Liner companies have announced a positive set of results, by and large, this earnings season. Anyone who watched the slump in container trade in the first half of this year would be surprised that the industry has weathered the Covid storm so well.
According to Container Trade Statistics data, global container imports fell 9% in the first half of 2020 compared the second half of 2019, while they also fell year on year by 6%. The biggest year on year falls in the first half of this year were on imports to Latin America, which were down 13%, matching up with a 10% fall in exports from North America. Meanwhile, imports to the Indian Subcontinent were down 10% year on year, matching up with a 10% fall in exports from Europe.
Global container imports peaked at nearly 15.0 Mn TEU in April 2019, before slumping to just 11.o Mn TEU in February this year and settling midway at 13.5 Mn in June, basis CTS data.
In spite of the disruption to trade which exacerbated an economic downturn in the second half of 2019, freight rates on the Asia-US West Coast trade have reached all-time heights of over USD 3,000 per FEU, basis data from Freightos.
The positive sentiment has fed into the charter market as earnings for post-Panamax container ships have risen above USD 20,000 a day, basis the recent fixture of Tokyo Bay (6,612 TEI / 2013 / scrubbers) for five to seven months at around USD 23,000 per day, reportedly to Hapag Lloyd. There is talk of a shortage of post-Panamax container ships for hire, driving charter rates up as the liners prepare for the Asia-Europe peak season.
How have the liner companies managed this? Take one example: Hapag Lloyd announced a first half fall in volumes of 4% year on year for 1H20. But revenues were down only 1% year on year, while group profits rose year on year from USD 285n Mn in 1H19 to USD 1.39 Bn in 1H20. The CEO Rolf Habben Jansen has said that “We benefitted from the sudden drop in bunker prices, adjusted capacity to lower demand and took additional cost-cutting measures as part of our Performance Safeguarding Programme.”
Mr Jansen hits the nail on the head. The liners have learned supply side discipline. In the 12 years since the global financial crisis, they have practiced and perfected a number of supply management techniques.

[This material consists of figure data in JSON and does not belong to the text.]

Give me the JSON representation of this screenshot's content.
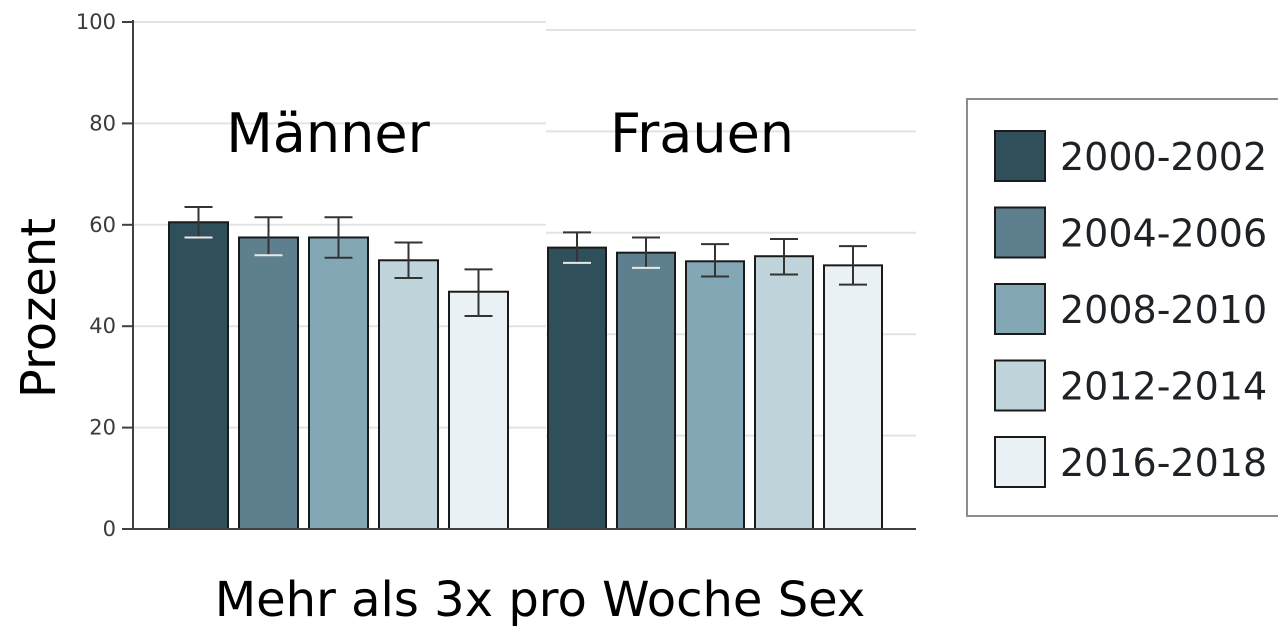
{
  "chart_data": {
    "type": "bar",
    "title": "",
    "xlabel": "Mehr als 3x pro Woche Sex",
    "ylabel": "Prozent",
    "ylim": [
      0,
      100
    ],
    "yticks": [
      "0",
      "20",
      "40",
      "60",
      "80",
      "100"
    ],
    "grid": true,
    "legend_position": "right",
    "groups": [
      "Männer",
      "Frauen"
    ],
    "series": [
      {
        "name": "2000-2002",
        "color": "#2f4f5a",
        "values": [
          60.5,
          55.5
        ],
        "error": [
          [
            57.5,
            63.5
          ],
          [
            52.5,
            58.5
          ]
        ]
      },
      {
        "name": "2004-2006",
        "color": "#5e7f8d",
        "values": [
          57.5,
          54.5
        ],
        "error": [
          [
            54.0,
            61.5
          ],
          [
            51.5,
            57.5
          ]
        ]
      },
      {
        "name": "2008-2010",
        "color": "#84a7b6",
        "values": [
          57.5,
          52.8
        ],
        "error": [
          [
            53.5,
            61.5
          ],
          [
            49.8,
            56.2
          ]
        ]
      },
      {
        "name": "2012-2014",
        "color": "#c0d4dc",
        "values": [
          53.0,
          53.8
        ],
        "error": [
          [
            49.5,
            56.5
          ],
          [
            50.2,
            57.2
          ]
        ]
      },
      {
        "name": "2016-2018",
        "color": "#e9f1f4",
        "values": [
          46.8,
          52.0
        ],
        "error": [
          [
            42.0,
            51.2
          ],
          [
            48.2,
            55.8
          ]
        ]
      }
    ]
  }
}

Slow steaming is the first to be introduced. Container ships are built to sail at around 17kts on average, though some can zip along at over 20 kts. But slowing them down to 15 kts cuts the equivalent of 2/17ths of supply, nearly 12%. To maintain capacity on a loop, an extra vessel can be added at the slower operating speed, further cutting effective supply. Average container ship sailing speeds peaked in mid-2018 at nearly 17 kts, before troughing out at around 15.5 kts in March 2020. Since then they have recovered to around 16 kts.
Recently the liners have introduced blank sailings to further manage supply. If there aren’t enough boxes to fill a ship, then it doesn’t call at the port and the boxes are rolled over to the next scheduled service. Roll-overs can happen at short notice but shippers seem to cope, so the liners have got away with this repeatedly.
Despite the changes to accounting standards covering how leases are reported, it still makes sense for the liner companies to own only around half their assets. This reduces the amount of capital they need to raise and gives them greater flexibility to hire in or return assets to meet cycles, seasonality and short term trend changes in demand. So when Coronavirus struck, the liners could opt out of extensions on chartered-in tonnage and return ships at the end of their charters, passing the pain onto the non-operating owners.
And when things get really bad the liner companies can lay-up surplus ships for a while. Modern vessels are far easier to restart than older ships, so this can be done on a short-term basis. Lay-ups bottomed out at only around 200 k TEU in mid-2018 and peaked at over 2.6 Mn TEI in March this year. Currently they are falling to around the 1.0 Mn TEU mark and the charter market suggests they will fall further.
The liner trade used to be all about market share. After a decade of consolidation which has resulted in the top ten liner companies moving about 80 per cent of all boxes by sea, there is a greater focus on profits and shareholder return. This maturing business has been to school in the last decade. It doesn’t need an algorithm to deduce its exam results – it’s pass grades all round.